Jealous is a partner at Kapor Capital, a venture capital firm in Oakland, California, that focuses on socially progressive investments. In his remarks on Wednesday, Jealous suggested his experience there equipped him to attract investments from tech companies that might want to diversify their workforces, because Maryland boasts a high rate of black scientists and engineers.
In 2008, 35-year-old Jealous became the youngest person to ever lead the NAACP. Over the course of his five-year tenure at the organization, Jealous presided over significant membership and revenue growth, registered hundreds of thousands of voters, and participated in successful fights to ban the death penalty in Connecticut and Maryland.

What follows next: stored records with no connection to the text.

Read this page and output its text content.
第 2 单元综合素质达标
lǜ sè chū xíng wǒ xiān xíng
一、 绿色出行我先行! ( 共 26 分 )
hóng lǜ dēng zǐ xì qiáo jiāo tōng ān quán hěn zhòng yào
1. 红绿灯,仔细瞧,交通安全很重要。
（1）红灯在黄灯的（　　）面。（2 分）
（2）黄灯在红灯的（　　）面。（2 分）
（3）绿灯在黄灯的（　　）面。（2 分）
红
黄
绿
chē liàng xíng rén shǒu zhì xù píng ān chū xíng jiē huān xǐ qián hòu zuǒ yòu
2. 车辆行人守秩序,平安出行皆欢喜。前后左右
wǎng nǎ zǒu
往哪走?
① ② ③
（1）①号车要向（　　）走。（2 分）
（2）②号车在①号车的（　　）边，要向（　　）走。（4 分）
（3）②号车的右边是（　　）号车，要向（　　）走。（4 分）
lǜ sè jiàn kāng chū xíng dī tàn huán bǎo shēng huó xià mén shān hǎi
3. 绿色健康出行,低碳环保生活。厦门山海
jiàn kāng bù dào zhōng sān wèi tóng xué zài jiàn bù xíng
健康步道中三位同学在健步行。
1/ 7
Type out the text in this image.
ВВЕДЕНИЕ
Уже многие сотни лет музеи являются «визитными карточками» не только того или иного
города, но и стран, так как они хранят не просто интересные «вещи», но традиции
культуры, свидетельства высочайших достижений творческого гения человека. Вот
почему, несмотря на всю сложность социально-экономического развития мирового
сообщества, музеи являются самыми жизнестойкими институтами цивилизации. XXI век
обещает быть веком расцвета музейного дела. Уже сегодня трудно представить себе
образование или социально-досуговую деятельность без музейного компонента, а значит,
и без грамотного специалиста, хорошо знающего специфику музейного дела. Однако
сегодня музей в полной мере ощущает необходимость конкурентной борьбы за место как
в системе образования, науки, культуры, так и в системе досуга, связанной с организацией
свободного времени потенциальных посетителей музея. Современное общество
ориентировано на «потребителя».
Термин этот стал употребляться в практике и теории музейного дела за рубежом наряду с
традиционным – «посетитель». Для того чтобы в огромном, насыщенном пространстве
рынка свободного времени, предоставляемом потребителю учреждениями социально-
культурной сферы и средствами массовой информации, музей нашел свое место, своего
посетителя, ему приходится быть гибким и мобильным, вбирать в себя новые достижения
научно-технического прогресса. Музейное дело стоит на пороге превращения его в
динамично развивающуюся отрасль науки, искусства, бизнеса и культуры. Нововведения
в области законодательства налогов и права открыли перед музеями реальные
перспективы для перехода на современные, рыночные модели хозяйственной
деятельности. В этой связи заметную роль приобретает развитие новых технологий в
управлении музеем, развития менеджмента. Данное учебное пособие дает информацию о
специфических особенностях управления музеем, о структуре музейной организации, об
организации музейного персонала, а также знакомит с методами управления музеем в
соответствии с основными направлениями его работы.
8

Jealous was born and raised in California, but his mother hails from Baltimore and he frequently visited his grandparents there. His parents met in the city, but they couldn’t get married there because his father is white and Maryland prohibited interracial marriage until 1967.
Jealous is likely to become the progressive favorite in the race, thanks in no small part to his work on behalf of the Sanders campaign and Minnesota Rep. Keith Ellison’s bid for chairmanship of the Democratic National Committee.
The national office of Our Revolution, which live-tweeted Jealous’ announcement, has said it will base its endorsement in the race on who its Maryland chapter supports.
”I am glad to see a life-time organizer with a track record of advancing civil rights and equality for the people who need it most in this country pose a REAL challenge to the status quo,” Winnie Wong, co-founder of the People for Bernie, said in an email. Wong is also a chief organizer of the People’s Summit, a national gathering of progressive activists in Chicago later this month at which Jealous is scheduled to speak.
Rep. John Delaney (D-Md.), former Attorney General Douglas Gansler, Prince George’s County Executive Rushern Baker, Baltimore County executive Kevin Kamenetz, Baltimore attorney James Shea and state Sen. Richard Madaleno are all reportedly considering running for Maryland’s Democratic gubernatorial nomination.